Now that we can use client certificates to authenticate with Vault, we can use that certificate in our browser (Chrome) in combination with Postman.

Step 1 - get the certificate in the browser

The easiest way is to convert the key and certificate into a p12 container file. Openssl supports this out of the box:

$ openssl pkcs12 -export -clcerts -in cert.pem -inkey key.pem -out vaultcert.p12
Enter pass phrase for key.pem:
Enter Export Password:
Verifying - Enter Export Password:

I obviously used the same password to encrypt the p12 container ;-) Now get the vaultcert.p12 file to the machine with your browser (if it’s not the same) and import it. Here and here are tutorials describing the steps, so I wont repeat.
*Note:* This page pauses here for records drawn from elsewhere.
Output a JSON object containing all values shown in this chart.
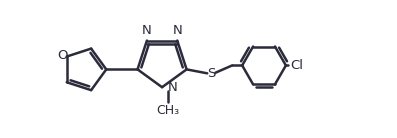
{
  "bg_color": "#ffffff",
  "line_color": "#2b2b3b",
  "line_width": 1.8,
  "font_size": 9.5,
  "figsize": [
    3.97,
    1.38
  ],
  "dpi": 100,
  "xlim": [
    0,
    12
  ],
  "ylim": [
    -0.5,
    4.0
  ]
}
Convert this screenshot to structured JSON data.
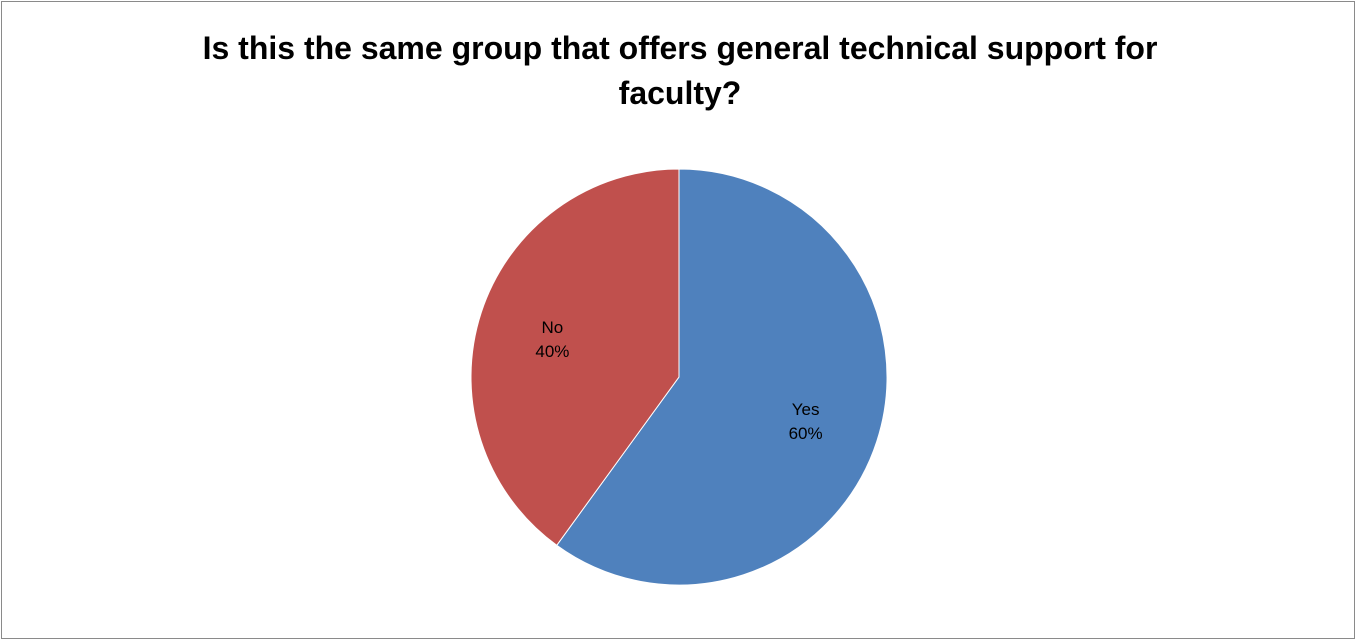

When you browse to your Vault setup, you should get a prompt for a client certificate, and your freshly imported Vault certificate should now be listed.

Step 2 - install Postman

I won’t go into too much detail - Postman gives you a flexible REST client. There are many other options here. Installation is so straight forward, I will leave it as an exercise to the reader…

Step 3 - communicate with Vault

First, we use the certificate to get a temporary token.

In the builder, set the request type to POST and the url to your Vault server’s certificat authentication API: https://vault.example.com/v1/auth/cert/login. When you click “send”, you should get a popup asking you to select a certificate similar to this one. Select the correct certificate from the list. You should now get a Body containing (among other) a valid Vault token (client_token):

{
    "lease_id": "",
    "renewable": false,
    "lease_duration": 0,
    "data": null,
    "wrap_info": null,
    "warnings": null,
    "auth": {
        "client_token": "40xxxxd8-xxxx-bfaf-xxxx-480bxxxx8615",
        "accessor": "0fxxxxea-xxxx-0253-xxxx-52fdxxxx36cf",
        "policies": [
            "root"
        ],
        "metadata": {
            "authority_key_id": "",
            "cert_name": "your.name",
            "common_name": "Your Name",
            "subject_key_id": ""
        },
        "lease_duration": 3600,
        "renewable": true
    }
}

Now we can use the token to do other things.

Look up the metadata of the Vault token:

  • switch the POST back to GET
  • enter this url: https://vault.example.com/v1/auth/token/lookup-self
  • add the Vault token in Headers (key name X-Vault-Token)

The result should tell you whether your token is sill valid (ttl) and what policies are attached to it.